Talk about your lucky strikes. Gary Puckett & the Union Gap were playing in a bowling alley in 1966 and by this day in 1968 were releasing their first album, Woman, Woman. It was a good break for Jerry Fuller as well. Fuller had been in a band briefly with Glen Campbell and the future Seals & Crofts, and had written the Ricky Nelson song “Travelin’ Man’ but was looking to make a career as an A&R man and producer with Columbia Records. Puckett was his first “discovery.”
In the time between the bowling alley and the LP, Puckett and his band had become regulars on the West coast tour scene and had adopted their trademark look of Civil War (Union side) costumes, perhaps for those who found Paul Revere and the Raiders Revolutionary War costumes too old-fashioned!
The Union Gap was a quartet behind Puckett, and an unusual one for rock since it featured two on saxophone.
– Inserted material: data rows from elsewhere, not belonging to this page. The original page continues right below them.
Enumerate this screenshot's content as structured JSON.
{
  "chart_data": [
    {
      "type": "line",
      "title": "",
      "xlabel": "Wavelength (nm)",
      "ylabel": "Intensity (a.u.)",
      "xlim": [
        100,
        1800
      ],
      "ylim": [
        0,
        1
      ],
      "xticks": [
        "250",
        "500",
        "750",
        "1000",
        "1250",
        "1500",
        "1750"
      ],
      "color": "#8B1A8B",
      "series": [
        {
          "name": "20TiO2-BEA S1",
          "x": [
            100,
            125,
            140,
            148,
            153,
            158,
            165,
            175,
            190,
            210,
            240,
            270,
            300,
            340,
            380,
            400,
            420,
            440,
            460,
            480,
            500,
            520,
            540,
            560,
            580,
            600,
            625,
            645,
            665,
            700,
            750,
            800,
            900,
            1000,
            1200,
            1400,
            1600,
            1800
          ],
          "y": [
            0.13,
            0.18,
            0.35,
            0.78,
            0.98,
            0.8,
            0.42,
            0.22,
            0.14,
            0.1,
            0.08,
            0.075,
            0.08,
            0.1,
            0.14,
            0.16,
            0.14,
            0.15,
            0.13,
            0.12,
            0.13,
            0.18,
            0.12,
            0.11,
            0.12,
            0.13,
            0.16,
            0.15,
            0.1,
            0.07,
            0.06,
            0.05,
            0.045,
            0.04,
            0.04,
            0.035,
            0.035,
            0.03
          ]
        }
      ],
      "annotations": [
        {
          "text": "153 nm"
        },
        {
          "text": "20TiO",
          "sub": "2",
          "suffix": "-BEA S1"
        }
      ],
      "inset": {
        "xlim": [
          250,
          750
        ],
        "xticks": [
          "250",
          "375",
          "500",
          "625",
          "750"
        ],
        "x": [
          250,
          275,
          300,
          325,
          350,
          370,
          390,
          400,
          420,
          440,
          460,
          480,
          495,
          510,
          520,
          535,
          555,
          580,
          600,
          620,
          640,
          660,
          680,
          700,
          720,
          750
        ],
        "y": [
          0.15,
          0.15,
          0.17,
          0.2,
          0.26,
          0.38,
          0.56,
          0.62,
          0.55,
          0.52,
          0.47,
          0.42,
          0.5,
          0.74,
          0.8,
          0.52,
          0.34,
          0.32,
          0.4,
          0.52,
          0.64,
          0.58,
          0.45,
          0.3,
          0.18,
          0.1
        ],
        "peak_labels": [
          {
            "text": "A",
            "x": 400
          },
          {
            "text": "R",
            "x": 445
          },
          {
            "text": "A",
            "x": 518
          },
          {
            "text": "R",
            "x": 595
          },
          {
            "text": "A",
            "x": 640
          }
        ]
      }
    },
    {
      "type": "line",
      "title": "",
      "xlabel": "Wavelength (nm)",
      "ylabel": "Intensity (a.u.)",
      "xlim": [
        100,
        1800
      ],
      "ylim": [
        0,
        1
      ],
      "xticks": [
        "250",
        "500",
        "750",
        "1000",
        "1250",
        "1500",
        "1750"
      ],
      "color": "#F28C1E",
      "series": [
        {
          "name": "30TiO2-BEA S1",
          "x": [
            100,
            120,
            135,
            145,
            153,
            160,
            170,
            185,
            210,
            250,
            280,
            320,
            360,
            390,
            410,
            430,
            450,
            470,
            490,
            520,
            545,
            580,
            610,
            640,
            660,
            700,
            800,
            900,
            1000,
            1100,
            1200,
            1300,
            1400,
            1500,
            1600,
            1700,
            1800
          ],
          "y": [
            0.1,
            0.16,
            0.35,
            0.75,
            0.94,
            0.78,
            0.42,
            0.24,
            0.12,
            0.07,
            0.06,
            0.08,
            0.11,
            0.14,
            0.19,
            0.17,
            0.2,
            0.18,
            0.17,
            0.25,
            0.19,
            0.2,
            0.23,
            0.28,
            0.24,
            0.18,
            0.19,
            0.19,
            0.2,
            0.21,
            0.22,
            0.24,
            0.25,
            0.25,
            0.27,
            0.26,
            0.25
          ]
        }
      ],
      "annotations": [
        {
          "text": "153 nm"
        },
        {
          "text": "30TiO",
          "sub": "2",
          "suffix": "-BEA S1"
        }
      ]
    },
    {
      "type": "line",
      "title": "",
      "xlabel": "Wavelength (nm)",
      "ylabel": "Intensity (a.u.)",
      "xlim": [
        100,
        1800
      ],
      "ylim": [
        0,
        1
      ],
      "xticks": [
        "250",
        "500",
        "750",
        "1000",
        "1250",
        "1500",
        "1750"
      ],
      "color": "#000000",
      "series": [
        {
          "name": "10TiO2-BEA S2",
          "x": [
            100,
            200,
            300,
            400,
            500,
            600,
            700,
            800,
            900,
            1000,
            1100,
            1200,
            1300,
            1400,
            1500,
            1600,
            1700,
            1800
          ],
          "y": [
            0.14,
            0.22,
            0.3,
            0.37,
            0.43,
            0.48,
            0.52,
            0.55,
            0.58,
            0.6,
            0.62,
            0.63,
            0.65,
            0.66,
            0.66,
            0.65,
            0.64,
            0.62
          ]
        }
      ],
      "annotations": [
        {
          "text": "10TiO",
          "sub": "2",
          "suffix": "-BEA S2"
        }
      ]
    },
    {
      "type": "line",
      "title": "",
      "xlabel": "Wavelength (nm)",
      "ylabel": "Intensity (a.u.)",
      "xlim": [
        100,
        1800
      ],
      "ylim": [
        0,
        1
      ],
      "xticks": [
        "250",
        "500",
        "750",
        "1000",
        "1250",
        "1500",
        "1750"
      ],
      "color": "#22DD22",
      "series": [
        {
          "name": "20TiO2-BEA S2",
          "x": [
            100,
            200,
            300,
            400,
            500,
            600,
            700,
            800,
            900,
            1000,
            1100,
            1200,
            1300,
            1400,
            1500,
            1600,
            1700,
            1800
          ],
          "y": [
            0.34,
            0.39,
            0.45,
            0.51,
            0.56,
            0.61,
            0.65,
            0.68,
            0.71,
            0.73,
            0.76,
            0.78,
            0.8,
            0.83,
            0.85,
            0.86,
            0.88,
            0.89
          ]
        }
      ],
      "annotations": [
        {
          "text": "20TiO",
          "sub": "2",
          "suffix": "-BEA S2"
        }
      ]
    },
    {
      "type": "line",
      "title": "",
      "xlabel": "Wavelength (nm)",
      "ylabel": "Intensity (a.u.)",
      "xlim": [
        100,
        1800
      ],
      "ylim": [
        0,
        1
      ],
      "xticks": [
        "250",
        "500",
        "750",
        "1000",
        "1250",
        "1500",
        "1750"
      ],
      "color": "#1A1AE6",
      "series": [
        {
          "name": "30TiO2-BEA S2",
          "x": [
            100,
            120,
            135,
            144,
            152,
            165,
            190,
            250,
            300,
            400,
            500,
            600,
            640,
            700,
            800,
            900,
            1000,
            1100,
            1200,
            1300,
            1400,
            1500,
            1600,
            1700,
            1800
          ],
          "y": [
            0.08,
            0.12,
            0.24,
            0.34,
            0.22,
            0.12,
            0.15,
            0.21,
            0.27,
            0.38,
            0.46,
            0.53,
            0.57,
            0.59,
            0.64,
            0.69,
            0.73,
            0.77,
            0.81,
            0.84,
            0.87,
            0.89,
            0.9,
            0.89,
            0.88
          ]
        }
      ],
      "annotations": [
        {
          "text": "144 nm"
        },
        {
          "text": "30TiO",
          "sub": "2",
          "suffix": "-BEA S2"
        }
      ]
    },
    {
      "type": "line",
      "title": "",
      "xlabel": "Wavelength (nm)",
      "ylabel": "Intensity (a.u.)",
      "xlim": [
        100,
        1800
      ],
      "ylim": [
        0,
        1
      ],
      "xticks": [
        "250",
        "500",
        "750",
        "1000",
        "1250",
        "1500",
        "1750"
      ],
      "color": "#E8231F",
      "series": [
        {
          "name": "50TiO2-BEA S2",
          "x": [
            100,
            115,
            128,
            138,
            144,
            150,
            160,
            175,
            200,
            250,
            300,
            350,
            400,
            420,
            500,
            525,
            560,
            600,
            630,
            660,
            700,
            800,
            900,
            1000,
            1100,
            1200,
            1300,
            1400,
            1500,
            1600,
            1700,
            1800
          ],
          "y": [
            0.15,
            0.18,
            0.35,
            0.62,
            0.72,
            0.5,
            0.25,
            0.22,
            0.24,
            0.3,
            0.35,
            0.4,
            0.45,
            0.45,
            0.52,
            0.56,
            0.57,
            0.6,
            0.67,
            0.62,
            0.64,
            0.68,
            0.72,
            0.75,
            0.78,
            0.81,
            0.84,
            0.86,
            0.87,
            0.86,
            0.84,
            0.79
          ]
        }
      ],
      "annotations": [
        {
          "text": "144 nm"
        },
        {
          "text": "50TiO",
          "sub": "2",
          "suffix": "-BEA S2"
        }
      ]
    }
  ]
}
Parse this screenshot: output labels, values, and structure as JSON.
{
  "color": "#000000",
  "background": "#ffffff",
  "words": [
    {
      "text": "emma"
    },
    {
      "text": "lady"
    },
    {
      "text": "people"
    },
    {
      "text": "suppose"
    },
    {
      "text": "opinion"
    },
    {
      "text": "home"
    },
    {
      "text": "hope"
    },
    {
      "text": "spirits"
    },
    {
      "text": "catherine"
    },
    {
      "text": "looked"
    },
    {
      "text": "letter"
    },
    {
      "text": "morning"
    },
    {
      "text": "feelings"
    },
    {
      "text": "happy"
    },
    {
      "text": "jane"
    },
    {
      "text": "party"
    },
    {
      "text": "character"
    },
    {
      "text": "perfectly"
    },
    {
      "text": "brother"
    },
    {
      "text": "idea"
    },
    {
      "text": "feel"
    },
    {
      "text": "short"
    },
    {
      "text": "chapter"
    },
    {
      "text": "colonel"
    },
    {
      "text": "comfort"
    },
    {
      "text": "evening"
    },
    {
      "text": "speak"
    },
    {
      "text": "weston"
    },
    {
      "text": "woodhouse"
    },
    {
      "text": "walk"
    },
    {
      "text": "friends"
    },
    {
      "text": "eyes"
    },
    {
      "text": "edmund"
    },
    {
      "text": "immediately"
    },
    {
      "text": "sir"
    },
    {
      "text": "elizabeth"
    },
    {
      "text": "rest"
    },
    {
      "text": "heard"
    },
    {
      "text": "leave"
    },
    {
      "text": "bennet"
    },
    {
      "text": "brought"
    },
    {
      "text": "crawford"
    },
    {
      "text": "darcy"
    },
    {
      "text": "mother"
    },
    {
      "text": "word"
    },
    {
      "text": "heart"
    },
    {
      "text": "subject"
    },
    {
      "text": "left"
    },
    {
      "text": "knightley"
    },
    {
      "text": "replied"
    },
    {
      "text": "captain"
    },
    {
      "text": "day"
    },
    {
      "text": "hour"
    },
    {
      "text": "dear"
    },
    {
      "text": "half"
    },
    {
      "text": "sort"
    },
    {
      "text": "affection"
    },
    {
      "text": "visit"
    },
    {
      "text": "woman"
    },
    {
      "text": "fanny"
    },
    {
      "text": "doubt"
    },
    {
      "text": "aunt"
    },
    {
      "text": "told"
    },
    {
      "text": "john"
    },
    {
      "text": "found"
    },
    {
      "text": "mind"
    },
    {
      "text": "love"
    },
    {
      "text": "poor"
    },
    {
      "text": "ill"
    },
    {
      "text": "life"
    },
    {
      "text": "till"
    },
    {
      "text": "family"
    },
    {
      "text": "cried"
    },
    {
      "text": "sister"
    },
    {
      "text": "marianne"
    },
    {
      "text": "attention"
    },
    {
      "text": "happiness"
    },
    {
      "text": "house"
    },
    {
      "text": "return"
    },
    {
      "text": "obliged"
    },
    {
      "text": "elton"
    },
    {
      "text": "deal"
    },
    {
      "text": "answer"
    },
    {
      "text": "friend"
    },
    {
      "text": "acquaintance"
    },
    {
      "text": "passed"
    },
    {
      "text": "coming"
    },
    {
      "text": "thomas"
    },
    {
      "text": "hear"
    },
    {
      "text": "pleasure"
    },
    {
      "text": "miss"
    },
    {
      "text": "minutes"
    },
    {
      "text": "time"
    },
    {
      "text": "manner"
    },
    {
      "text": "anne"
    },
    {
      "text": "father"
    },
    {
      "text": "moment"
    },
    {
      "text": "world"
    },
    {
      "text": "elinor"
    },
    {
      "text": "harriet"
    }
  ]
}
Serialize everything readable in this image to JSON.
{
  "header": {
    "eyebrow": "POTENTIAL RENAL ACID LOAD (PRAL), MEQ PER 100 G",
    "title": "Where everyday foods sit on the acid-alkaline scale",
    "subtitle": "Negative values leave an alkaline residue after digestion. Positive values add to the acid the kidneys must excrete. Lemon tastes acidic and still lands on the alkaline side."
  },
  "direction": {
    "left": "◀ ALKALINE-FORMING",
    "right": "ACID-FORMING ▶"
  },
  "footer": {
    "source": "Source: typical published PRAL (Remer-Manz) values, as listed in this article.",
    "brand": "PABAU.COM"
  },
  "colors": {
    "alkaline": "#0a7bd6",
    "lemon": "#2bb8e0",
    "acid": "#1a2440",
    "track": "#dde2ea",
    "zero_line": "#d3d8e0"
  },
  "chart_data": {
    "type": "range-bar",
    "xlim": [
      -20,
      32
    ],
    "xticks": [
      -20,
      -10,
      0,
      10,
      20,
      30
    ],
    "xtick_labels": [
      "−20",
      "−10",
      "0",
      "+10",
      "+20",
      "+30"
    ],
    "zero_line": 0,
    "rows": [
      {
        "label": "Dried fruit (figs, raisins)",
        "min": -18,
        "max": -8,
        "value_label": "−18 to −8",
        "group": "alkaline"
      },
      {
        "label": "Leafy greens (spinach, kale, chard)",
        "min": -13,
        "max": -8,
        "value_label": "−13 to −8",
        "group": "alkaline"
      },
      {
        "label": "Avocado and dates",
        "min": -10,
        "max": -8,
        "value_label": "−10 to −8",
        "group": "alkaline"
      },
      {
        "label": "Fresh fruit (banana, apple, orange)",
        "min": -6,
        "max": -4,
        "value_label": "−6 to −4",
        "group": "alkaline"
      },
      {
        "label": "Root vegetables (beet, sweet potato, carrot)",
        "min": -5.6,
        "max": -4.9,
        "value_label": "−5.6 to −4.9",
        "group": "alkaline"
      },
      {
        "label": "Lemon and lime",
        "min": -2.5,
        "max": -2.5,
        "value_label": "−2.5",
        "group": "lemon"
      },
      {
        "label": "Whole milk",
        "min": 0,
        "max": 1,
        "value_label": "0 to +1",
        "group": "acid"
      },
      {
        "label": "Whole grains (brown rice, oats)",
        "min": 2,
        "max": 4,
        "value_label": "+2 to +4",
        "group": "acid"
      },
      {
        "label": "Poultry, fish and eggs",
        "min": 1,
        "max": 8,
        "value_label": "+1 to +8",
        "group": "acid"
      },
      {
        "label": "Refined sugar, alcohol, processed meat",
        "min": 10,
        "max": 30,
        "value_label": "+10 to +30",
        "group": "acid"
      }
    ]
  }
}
Puckett himself played guitar and was the distinctive, serious tenor voice that distinguished them. He also was something of a songwriter, but Fuller, producing the record, kept him to just one song on it (“Believe Me”), while Canadian bassist Kerry Chater wrote two. But Fuller knew the path to success for them would be cover songs, or at least those written by others, and Woman, Woman included songs written by Sono Bono, Neil Diamond (“Kentucky Woman”), Jimmy Webb (“By the Time I Get To Phoenix”) and notably, the title track which was written by Jim Glaser and Jimmy Payne. The song in which Puckett asked his girlfriend “have you got cheating on your mind?” with what allmusic would describe as his characteristic “almost other-wordly…earnestness and melodrama” became the first in a short but significant string of hits for Puckett.
Allmusic rated the album 3-stars, thinking Puckett “a great interpreter” of songs and complimenting Fuller’s “slick production” as well as the record’s “wonderful contrasts”. The album did moderately well for a debut in the heyday of the Beatles and Monkees, reaching #22 in the U.S. But “Woman, Woman”, the single was a clear-cut hit, reaching #4, as well as #6 in Australia and being a #1 hit in Canada. Oddly, it didn’t do well in the UK, but some of his future hits like the follow-up “Young Girl”, did their best there. So popular were they, briefly at least, in Britain that they got to perform for then Prince Charles (the current king.) They also played at the White House.
Soon however, their star was on the wane and they were tiring of following Fuller’s advice, so the band broke up. Puckett went solo, but never quite had the same level of success, while Chater moved to Nashville and became a reasonably successful country music songwriter.
But should you want a bit of musical nostalgia and even older clothing, Puckett, now 80, has reformed a Union Gap band and are playing three upcoming shows in Texas later this month.